Arriving simultaneously with the vernissage of the new permanent exhibition, the Foundation has done a redistribution of the spaces assigned to temporary exhibitions, which starts with an exhibition of the recent work of Tàpies, chosen by the also artist Perejaume, the director of the center, Josep Sampera, has informed today in a press conference.
The exhibition starts with a dozen of the most recent work of Tàpies, created in the last three years, all of them on paper and lots of ink, such as Stretched Body (2008, Cuerpo estirado), Arrow Body (2008, Cuerpo flecha), Blue Ink (2007, Tinta azul), Black on Red (2008, Negro sobre rojo), or White Eyes (2007 Ojos blancos).
In this space, the greater size works are Black Strip (2008, Banda negra), a piece in black and white that contrasts with Two Forms of Varnish (2008, Dos formas de barniz), in which two varnish ocher geometric blots standout next to a small cross.
On the first floor of the Foundation, a complete Gaze at the Hand suite can be seen where up to now only in a Madrilenian gallery could have been seen and which Tàpies has yielded for the occasion.
Throughout the course of the thirty works, Tàpies shows as in a typographic alphabet, some of the elements of the iconography of his creation, the caligraphic a or the crosses.
Near those elements, some parts of the human body can be distinguished with clarity, such as the head, the naked torso or the hands to which the title of these series refer to.

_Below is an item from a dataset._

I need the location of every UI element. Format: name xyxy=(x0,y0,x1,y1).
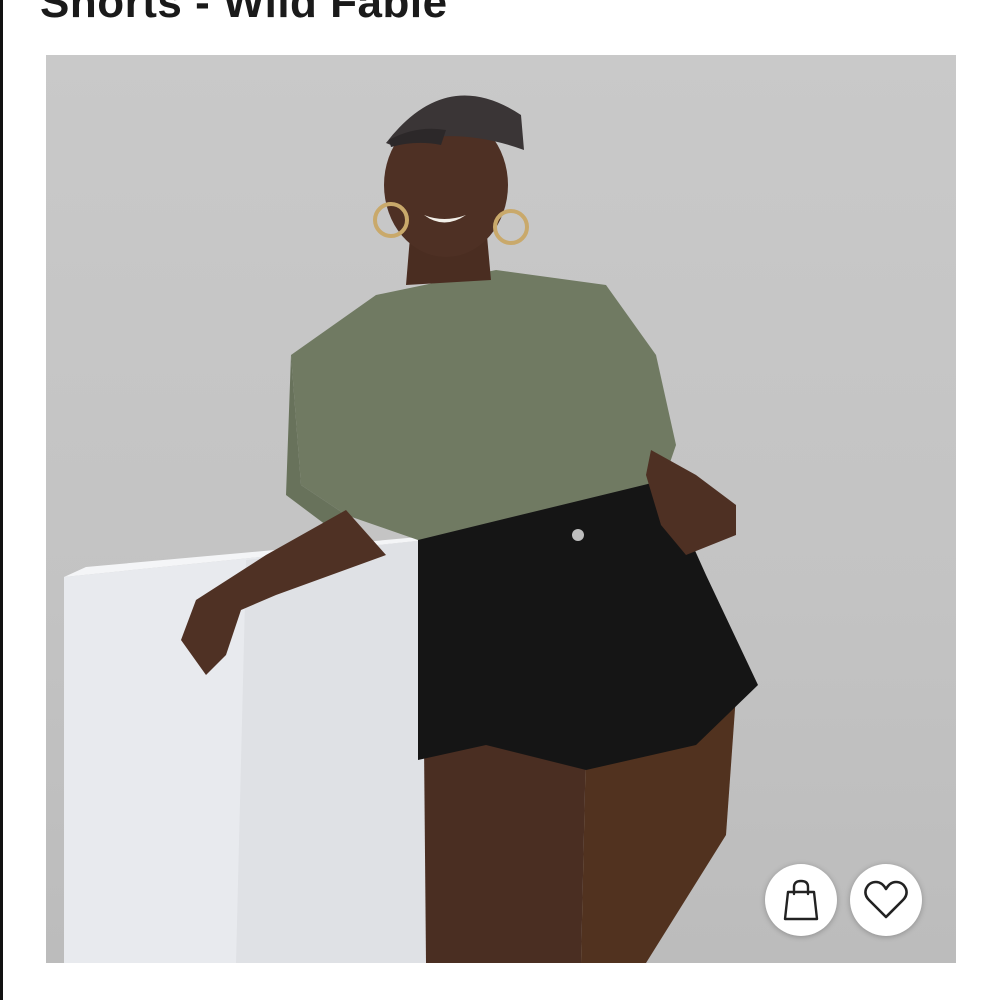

The journey of the exhibition ends with the projection of the documentary T as in Tàpies (T de Tàpies), directed by Carolina Tubau, in which the artist gives some clues in order to understand his creative process.
In spite of having followed different personal paths and artistic roads, Tàpies and Palau Fabre agreed and cooperated since their mutual commitment for the culture and with Catalonia.
Precisely, Sampera has explained, in the makover fo the areas fot this museum, some Tàpies pieces that were already at the Foundation, have been relocated, among them a work of 1978, when Palau Fabre was president of the Catalonian Pen Club, along with a new incorporation, Raimon, a CCOO deposit, an original work that the artist donated to the then clandestine syndicate in 1974, for a solidary campaign in favor of the Vietnamese people.
Among the new incorporations to the Foundation, two drawings of the sculptor Juli González and one created by Picasso when he was 20 standout, the latter being a work which Samper has said that had been erroneously considered to be a fake, and that has been rediscovered by the painters daughter, Maya Picasso, in one of her consultations to the Josep Palau Fabres Picassian Fund.
Samper has commented that when Palau showed the signed drawing to Picasso, in order to include it in his book Picasso in Catalonia, the artist wrote an X and the word faux (false) on the signature, seeing that it was apocriphal and done afterwards, but Maya Picasso has undone the misunderstanding, since the false was referred to the signature and not to the drawing.